I wanted him to let me know when he had any doubts about being precious.
He asked me how my work was going, and quickly added that he wouldn’t want to be in my shoes. I laughed and wondered what he meant, but just continued to listen.
He told me that he missed me. I let a little skepticism slip in.
I asked about the earthquake that I felt earlier that day. The epicenter was near where he lived. He said that he was still working until 3 in the morning sometimes, so might not have felt it. I wondered what he might have been doing at 3 in the morning when he worked at a store that kept him very busy during regular business hours. More skepticism slipped in. I asked him to tell me about what his work was like.

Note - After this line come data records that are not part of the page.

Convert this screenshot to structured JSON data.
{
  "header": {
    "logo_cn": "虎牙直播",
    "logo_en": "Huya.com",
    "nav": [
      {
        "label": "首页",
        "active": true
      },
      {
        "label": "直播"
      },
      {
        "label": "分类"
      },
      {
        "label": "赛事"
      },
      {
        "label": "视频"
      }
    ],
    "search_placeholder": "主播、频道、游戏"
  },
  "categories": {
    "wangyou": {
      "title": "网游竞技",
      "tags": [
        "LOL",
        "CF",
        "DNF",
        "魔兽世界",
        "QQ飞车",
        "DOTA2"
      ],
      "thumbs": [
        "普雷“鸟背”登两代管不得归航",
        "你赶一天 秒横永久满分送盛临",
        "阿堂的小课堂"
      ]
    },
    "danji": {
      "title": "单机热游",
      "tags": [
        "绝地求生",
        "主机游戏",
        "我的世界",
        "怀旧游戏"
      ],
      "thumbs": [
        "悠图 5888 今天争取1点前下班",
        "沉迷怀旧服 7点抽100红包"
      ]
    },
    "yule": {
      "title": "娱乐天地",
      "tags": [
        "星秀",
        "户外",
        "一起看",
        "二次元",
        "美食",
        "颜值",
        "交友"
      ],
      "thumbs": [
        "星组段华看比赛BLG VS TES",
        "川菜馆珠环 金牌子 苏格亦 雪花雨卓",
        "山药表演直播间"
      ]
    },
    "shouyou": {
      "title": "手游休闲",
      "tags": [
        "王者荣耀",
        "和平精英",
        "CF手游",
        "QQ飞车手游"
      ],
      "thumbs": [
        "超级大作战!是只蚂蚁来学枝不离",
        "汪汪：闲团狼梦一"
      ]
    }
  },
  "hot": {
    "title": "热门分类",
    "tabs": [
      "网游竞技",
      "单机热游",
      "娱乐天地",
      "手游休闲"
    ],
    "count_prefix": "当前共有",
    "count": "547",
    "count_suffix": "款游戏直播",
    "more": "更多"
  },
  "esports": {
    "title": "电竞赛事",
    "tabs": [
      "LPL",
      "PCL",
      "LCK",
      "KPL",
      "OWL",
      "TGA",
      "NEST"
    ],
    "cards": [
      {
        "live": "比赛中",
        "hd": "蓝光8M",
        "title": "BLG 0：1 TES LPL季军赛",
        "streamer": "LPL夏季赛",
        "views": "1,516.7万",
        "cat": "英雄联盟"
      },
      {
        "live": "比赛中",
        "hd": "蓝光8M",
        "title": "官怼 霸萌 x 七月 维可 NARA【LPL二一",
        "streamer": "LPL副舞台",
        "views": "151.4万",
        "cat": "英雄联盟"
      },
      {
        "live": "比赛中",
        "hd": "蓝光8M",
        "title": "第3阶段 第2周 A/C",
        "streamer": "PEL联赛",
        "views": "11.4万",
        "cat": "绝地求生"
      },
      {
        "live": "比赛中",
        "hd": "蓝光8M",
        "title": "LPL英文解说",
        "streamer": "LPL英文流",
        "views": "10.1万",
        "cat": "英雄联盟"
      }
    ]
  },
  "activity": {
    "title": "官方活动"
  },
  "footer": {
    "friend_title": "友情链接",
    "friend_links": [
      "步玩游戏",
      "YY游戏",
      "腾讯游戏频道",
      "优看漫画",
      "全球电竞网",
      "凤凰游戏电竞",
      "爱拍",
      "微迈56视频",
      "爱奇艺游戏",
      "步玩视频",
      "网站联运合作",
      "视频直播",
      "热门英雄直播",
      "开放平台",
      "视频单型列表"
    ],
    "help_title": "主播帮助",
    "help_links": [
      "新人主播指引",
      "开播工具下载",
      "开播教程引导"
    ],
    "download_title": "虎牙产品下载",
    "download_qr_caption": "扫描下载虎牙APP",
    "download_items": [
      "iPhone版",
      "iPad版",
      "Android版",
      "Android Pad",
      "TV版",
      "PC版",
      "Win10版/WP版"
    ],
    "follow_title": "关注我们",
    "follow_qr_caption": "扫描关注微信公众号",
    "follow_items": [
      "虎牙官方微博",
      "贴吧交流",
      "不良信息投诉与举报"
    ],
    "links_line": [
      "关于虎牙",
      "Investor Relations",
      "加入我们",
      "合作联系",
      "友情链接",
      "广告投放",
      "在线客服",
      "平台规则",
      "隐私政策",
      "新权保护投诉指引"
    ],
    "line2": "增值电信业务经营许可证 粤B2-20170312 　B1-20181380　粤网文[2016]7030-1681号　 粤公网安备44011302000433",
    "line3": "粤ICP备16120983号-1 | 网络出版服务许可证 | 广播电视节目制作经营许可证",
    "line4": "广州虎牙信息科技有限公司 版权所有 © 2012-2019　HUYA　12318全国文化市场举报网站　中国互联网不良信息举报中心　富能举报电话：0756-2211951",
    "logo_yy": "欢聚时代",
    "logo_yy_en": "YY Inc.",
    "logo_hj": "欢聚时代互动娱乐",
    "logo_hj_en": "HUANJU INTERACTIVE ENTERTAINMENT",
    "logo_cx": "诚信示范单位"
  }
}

Then I heard that moment of silence that indicated that his call waiting was signaling him, and he said, “Dad is calling me. I’ll call you back in a few minutes.” This didn’t surprise me at all: my son always responded quickly when his father wanted his attention, and his father always kept phone calls short.
When I let go of the phone, I immediately went to my computer to look up the Freedom Concert. I found that it was raising money for an African Socialist food bank. How sad that anyone would think that their mother would object, to such a degree that he would be afraid to tell her about his involvement in such a project.
My husband and I replayed the answering machine message several times, debating whether it was my son’s voice.
No call back. I wished I had caller ID so that I might have been able to resolve this mystery for certain.
A few days later, I texted my son to ask if he had heard of the Freedom Concert in Florida. He said no. I asked him if he had called me lately. He said no. I told him about the phone call, and he responded, “LOL”. I told him that I loved him, and he said, of course he knew it.
I am writing this for the young man who called me, and for his mother. Imagine how he felt when he heard someone whom he thought was his mother tell him that she loved him; how he felt when I responded to him with an unexpected amount of caring. I thank my lucky stars that I don’t remember ever struggling with expressing my love for my son, even when he didn’t seem to regret doing things that I didn’t like. More than ever, I am savoring that my son and I connect monthly. Texting is keeping us connected better than any other means is likely to.
Imagine if the other son called his mother, expecting her to respond the same way that I did. Imagine that he moved her to say, “I love you more than you ever imagined,” and, “I’d love to hear about the African Socialist food bank.”
Imagine if she rose to his expectations.